Wirkung der Opioide: Opiode binden gruppenspezifisch unterschiedlich stark an verschiedene Rezeptoren der Nervenzelle, wobei sie aktivierend (Agonisten) oder hemmend (Antagonisten) wirken können. Foto: mauritius images
Wirkung der Opioide: Opiode binden gruppenspezifisch unterschiedlich stark an verschiedene Rezeptoren der Nervenzelle, wobei sie aktivierend (Agonisten) oder hemmend (Antagonisten) wirken können.

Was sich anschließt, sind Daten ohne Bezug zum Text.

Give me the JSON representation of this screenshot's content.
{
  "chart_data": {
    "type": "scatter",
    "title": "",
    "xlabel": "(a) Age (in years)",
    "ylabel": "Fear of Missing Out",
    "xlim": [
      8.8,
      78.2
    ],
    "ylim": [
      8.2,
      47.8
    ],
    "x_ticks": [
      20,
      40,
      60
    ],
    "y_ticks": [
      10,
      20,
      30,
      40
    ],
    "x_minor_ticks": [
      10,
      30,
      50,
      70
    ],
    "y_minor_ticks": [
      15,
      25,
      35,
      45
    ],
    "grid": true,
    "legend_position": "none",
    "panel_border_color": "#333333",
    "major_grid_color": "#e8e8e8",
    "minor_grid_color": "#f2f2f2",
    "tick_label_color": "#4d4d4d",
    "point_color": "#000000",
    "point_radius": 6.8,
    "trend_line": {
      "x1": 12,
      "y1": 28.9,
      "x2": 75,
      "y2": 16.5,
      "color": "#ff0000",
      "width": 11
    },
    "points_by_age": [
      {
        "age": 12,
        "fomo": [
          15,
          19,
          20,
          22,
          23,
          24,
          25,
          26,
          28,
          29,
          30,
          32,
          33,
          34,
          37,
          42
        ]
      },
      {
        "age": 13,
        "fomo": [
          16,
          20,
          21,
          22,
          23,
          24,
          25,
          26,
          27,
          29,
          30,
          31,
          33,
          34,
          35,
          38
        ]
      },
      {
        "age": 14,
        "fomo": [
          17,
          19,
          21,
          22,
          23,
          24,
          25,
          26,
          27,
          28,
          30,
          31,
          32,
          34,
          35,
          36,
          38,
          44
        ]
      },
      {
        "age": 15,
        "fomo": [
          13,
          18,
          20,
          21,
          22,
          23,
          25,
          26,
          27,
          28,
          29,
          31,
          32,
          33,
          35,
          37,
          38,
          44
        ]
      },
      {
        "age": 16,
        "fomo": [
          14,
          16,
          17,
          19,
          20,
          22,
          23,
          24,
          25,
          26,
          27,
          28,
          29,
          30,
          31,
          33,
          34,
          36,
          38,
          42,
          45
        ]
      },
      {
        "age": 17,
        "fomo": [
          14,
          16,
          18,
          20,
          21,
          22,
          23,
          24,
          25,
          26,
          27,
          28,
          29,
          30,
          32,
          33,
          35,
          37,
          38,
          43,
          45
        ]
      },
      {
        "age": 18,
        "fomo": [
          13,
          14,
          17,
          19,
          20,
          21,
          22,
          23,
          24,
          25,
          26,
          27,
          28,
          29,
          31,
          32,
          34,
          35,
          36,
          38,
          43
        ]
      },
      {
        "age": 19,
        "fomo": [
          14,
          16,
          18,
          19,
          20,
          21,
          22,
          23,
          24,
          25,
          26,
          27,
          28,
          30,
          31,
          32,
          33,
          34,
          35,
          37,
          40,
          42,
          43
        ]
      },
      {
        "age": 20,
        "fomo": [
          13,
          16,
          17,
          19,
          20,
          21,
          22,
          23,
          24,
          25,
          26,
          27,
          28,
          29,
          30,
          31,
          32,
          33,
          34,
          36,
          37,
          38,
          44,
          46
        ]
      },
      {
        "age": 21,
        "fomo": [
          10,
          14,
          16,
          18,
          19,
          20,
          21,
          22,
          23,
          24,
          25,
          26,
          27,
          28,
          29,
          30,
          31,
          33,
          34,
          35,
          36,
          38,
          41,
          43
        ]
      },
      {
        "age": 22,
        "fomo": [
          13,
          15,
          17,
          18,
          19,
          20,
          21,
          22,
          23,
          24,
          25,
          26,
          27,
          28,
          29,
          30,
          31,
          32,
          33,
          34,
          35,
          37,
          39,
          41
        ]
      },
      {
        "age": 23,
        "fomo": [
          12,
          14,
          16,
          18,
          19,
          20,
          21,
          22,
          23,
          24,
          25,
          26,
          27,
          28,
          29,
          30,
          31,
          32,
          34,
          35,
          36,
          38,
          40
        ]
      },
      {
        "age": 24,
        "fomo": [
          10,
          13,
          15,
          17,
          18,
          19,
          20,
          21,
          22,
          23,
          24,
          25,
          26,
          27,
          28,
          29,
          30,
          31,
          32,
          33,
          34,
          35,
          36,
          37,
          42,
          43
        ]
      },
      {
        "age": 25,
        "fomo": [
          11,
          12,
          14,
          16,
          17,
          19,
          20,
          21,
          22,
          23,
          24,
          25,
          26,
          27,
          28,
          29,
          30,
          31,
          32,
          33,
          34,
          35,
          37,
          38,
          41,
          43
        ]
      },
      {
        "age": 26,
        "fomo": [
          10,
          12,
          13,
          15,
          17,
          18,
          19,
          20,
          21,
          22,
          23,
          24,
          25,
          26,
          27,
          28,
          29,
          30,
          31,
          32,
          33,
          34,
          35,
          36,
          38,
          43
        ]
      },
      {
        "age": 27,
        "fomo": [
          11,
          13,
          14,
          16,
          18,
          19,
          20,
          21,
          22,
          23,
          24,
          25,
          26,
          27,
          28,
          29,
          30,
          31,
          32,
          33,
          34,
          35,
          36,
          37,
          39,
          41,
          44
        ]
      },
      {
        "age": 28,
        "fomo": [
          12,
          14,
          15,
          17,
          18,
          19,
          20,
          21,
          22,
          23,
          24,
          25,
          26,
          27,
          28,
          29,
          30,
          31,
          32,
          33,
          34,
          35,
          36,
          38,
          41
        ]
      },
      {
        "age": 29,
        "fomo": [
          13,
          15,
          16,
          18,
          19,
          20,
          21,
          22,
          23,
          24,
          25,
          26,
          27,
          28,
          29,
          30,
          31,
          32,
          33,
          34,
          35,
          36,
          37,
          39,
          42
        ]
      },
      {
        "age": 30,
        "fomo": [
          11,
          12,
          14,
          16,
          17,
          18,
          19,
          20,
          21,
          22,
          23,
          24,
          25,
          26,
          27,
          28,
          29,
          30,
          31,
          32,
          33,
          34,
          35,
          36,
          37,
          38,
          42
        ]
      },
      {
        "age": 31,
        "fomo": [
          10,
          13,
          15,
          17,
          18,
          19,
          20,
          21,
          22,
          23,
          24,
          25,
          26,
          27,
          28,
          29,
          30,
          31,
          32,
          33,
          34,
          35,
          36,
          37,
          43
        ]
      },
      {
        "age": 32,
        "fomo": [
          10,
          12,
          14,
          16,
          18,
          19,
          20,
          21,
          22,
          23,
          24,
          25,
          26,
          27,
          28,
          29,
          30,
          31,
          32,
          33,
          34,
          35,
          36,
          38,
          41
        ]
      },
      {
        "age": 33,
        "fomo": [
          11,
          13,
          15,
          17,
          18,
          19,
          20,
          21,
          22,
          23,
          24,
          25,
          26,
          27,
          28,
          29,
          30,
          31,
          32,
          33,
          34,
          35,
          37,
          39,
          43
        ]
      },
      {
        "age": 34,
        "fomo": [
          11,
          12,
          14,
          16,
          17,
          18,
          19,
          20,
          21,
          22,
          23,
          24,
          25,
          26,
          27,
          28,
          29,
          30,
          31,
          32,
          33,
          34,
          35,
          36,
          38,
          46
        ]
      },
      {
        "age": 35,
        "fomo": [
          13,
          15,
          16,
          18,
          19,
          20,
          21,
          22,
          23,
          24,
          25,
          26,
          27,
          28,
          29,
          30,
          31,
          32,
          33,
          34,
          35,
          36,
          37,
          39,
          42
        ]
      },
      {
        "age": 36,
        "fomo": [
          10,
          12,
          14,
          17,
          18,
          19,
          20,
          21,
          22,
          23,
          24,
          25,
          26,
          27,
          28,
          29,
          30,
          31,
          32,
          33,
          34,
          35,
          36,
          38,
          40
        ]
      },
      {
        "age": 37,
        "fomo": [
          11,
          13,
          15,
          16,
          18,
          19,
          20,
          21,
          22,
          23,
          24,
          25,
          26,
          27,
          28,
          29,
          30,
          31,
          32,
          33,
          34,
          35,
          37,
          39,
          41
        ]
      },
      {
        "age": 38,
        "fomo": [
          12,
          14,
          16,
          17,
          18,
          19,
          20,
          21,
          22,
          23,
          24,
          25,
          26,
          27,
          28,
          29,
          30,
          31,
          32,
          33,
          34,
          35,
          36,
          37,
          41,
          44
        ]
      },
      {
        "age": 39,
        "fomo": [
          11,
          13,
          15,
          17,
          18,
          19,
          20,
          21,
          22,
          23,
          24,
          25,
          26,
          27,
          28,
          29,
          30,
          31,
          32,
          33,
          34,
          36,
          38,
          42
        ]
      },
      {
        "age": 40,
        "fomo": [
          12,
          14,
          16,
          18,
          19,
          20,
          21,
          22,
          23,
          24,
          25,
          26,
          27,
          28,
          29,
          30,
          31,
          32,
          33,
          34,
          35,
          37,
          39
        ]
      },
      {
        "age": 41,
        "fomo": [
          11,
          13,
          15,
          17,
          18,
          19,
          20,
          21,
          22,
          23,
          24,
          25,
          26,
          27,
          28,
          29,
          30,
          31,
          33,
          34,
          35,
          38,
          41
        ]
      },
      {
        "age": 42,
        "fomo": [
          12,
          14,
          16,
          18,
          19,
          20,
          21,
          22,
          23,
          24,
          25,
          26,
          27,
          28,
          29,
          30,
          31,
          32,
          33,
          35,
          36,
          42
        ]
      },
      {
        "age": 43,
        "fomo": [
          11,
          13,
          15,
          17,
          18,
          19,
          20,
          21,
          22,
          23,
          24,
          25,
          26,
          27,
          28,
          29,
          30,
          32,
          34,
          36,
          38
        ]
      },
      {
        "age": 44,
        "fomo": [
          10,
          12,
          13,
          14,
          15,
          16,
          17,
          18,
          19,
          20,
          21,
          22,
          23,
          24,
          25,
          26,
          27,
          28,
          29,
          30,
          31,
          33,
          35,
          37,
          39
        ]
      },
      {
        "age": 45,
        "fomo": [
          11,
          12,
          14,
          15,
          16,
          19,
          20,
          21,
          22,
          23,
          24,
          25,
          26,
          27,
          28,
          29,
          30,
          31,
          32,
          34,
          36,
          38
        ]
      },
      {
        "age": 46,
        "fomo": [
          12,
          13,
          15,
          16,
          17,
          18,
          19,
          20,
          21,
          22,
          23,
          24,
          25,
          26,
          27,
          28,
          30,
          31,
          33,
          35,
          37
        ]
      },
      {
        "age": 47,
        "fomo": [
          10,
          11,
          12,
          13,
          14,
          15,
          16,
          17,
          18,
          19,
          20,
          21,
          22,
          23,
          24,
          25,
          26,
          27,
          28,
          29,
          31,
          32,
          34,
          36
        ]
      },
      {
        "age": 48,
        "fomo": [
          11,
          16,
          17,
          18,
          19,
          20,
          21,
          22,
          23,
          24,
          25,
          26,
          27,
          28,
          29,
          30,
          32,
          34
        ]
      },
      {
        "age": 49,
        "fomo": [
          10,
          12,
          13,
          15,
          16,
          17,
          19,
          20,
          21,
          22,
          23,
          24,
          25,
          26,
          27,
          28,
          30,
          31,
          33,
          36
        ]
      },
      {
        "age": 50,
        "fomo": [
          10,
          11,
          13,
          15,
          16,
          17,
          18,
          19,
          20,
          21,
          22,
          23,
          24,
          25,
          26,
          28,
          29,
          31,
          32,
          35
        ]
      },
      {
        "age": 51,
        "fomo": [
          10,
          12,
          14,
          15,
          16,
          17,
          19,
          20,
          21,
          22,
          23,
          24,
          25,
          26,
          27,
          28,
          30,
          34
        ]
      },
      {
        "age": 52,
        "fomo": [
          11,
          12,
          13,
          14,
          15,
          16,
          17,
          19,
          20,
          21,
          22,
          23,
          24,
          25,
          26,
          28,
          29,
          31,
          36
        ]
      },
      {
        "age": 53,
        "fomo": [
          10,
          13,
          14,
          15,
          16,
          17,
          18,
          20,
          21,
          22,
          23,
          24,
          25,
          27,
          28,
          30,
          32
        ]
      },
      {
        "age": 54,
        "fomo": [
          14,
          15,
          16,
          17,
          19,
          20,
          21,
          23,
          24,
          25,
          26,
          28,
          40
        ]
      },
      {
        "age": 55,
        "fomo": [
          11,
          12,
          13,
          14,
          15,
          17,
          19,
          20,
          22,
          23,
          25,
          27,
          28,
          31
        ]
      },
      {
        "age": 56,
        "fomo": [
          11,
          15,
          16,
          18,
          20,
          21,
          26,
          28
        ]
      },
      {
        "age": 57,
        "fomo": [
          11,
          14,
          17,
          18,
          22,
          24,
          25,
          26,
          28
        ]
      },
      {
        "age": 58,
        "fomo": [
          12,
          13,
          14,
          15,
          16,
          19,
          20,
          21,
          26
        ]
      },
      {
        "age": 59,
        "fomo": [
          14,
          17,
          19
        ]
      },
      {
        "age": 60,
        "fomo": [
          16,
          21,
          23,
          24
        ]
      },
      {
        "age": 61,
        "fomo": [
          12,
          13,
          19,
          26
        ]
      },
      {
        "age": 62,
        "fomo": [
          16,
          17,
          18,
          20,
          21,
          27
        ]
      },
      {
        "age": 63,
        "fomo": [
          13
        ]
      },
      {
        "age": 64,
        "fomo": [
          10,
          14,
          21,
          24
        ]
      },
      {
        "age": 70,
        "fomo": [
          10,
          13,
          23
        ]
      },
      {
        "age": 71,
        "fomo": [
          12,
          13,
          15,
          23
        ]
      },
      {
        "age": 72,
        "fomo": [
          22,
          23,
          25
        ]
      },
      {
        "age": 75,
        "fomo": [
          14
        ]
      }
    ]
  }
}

Foto: mauritius images

Wechselwirkungen sind in der Schmerztherapie aufgrund der engen therapeutischen Breite vieler Substanzen und dem hohen Anteil an älteren Patienten mit multiplen Begleiterkrankungen häufig eine Herausforderung für den Behandler. Um Wechselwirkungen zu vermeiden, ist es deshalb wichtig, die Stoffwechselwege der Opioide zu kennen und die Arzneimitteldosierungen gegebenenfalls anzupassen. Besonders abhängig ist die Sicherheit und Wirksamkeit vieler Analgetika von der Komedikation, die zu einer Akkumulation oder beschleunigten Elimination führen kann. Insbesondere Analgetika, die über Cytochrom P450 Stoffwechselwege in der Leber metabolisiert werden, weisen im Allgemeinen ein größeres Interaktionspotenzial auf als Substanzen, die über die UDP-Glucuronosyl-Transferase (UGT) zu ihren Glucuroniden verstoffwechselt werden.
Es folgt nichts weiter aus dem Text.